W zdobywaniu fragmentów szukanych przedmiotów często pomagają nam bonusy. Jest ich zasadniczo pięć – amulet Posejdona, bomby rzymskie, piorun Zeusa, klepsydra oraz medalion zamiany. Każdy z nich można zdobyć podczas rozwiązywania łamigłówek z przesuwaniem ikon. Znajdują się one bowiem na planszy wraz z przedmiotami do zdobycia oraz ikonami do łączenia. Gdy bonus przemieści się na dół planszy, przechodzi on do naszego okna ekwipunku i zostaje tam, dopóki go nie użyjemy. Warto zbierać u pierwszych dwóch nacji wszystkie możliwe bonusy i ich nie używać, bo mogą uratować nas w późniejszym etapie gry. Działanie tych przedmiotów jest proste. Bomba niszczy wszystkie ikonki symboli w polu swego rażenia, piorun niszczy na planszy wszystkie ikony jednego typu, wybranego wcześniej przez gracza. Co do amuletu zamiany, to przestawia on wbrew zasadom dwie ikony na planszy. Jest to szczególnie pomocne, gdy zapętlimy się w którymś z jej punktów. Klepsydra natomiast zwiększa limit upływającego czasu, dzięki czemu jest ona najbardziej przydatna w końcowych etapach gry.

Zupełnie inaczej działa amulet Posejdona. Ten bonus musimy sami naładować, łącząc cztery lub więcej obrazków tego samego rodzaju na mapie. Za każdym razem, gdy to uczynimy, zwiększa się moc amuletu, a gdy dojdzie do stu procent możemy go użyć, co spowoduje losowe zniszczenie ikon na planszy.
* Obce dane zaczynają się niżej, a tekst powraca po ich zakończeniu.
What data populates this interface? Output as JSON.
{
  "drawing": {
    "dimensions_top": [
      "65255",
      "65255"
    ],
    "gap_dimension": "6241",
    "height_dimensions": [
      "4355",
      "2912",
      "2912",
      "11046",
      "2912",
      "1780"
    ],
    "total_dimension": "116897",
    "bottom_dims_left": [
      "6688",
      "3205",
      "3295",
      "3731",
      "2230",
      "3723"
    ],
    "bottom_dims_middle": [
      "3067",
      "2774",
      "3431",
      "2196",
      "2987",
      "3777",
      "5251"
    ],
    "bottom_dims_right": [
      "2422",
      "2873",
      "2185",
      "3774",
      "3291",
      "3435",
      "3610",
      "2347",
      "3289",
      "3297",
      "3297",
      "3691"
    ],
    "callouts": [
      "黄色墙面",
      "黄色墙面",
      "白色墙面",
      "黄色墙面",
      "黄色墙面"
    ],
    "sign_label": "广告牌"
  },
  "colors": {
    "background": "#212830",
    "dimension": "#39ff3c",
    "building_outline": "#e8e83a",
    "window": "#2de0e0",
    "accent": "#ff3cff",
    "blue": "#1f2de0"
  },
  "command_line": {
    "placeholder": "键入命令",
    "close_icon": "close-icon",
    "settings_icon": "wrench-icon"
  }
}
Warto korzystać z tego bonusu ile się tylko da, bo wielokrotnie może on uratować nas z sytuacji bez wyjścia.

Oprócz ułatwień są też utrudnienia. Wraz z wzrostem poziomu trudności, na planszy pojawiają się ikony zamknięte na kłódkę, których nie można samemu przesuwać, czy też nawet zamrożone, które do czasu rozbicia stoją w miejscu początkowym. Aby zniszczyć te zabezpieczania, musimy ułożyć obok nich w linii prostej minimum dwie inne tego samego typu ikony. Można się też ewentualnie wspomóc naładowanym amuletem Posejdona, który zniszczy zabezpieczenia lub po prostu użyć bomby rzymskiej albo pioruna Zeusa.


Słowo na koniec

Call of Atlantis to chyba najbardziej udana pozycja z całej serii Brain College, która dwa lata temu ukazała się w Polsce dzięki CITY Interactive. Gra nie dość, że jest barwna i tania, to do tego niesie w sobie miły walor edukacyjny. Jest to typowa produkcja skierowana do dzieci oraz ludzi, którzy nie grają na co dzień w gry komputerowe, a chcieliby się zrelaksować po ciężkim dniu.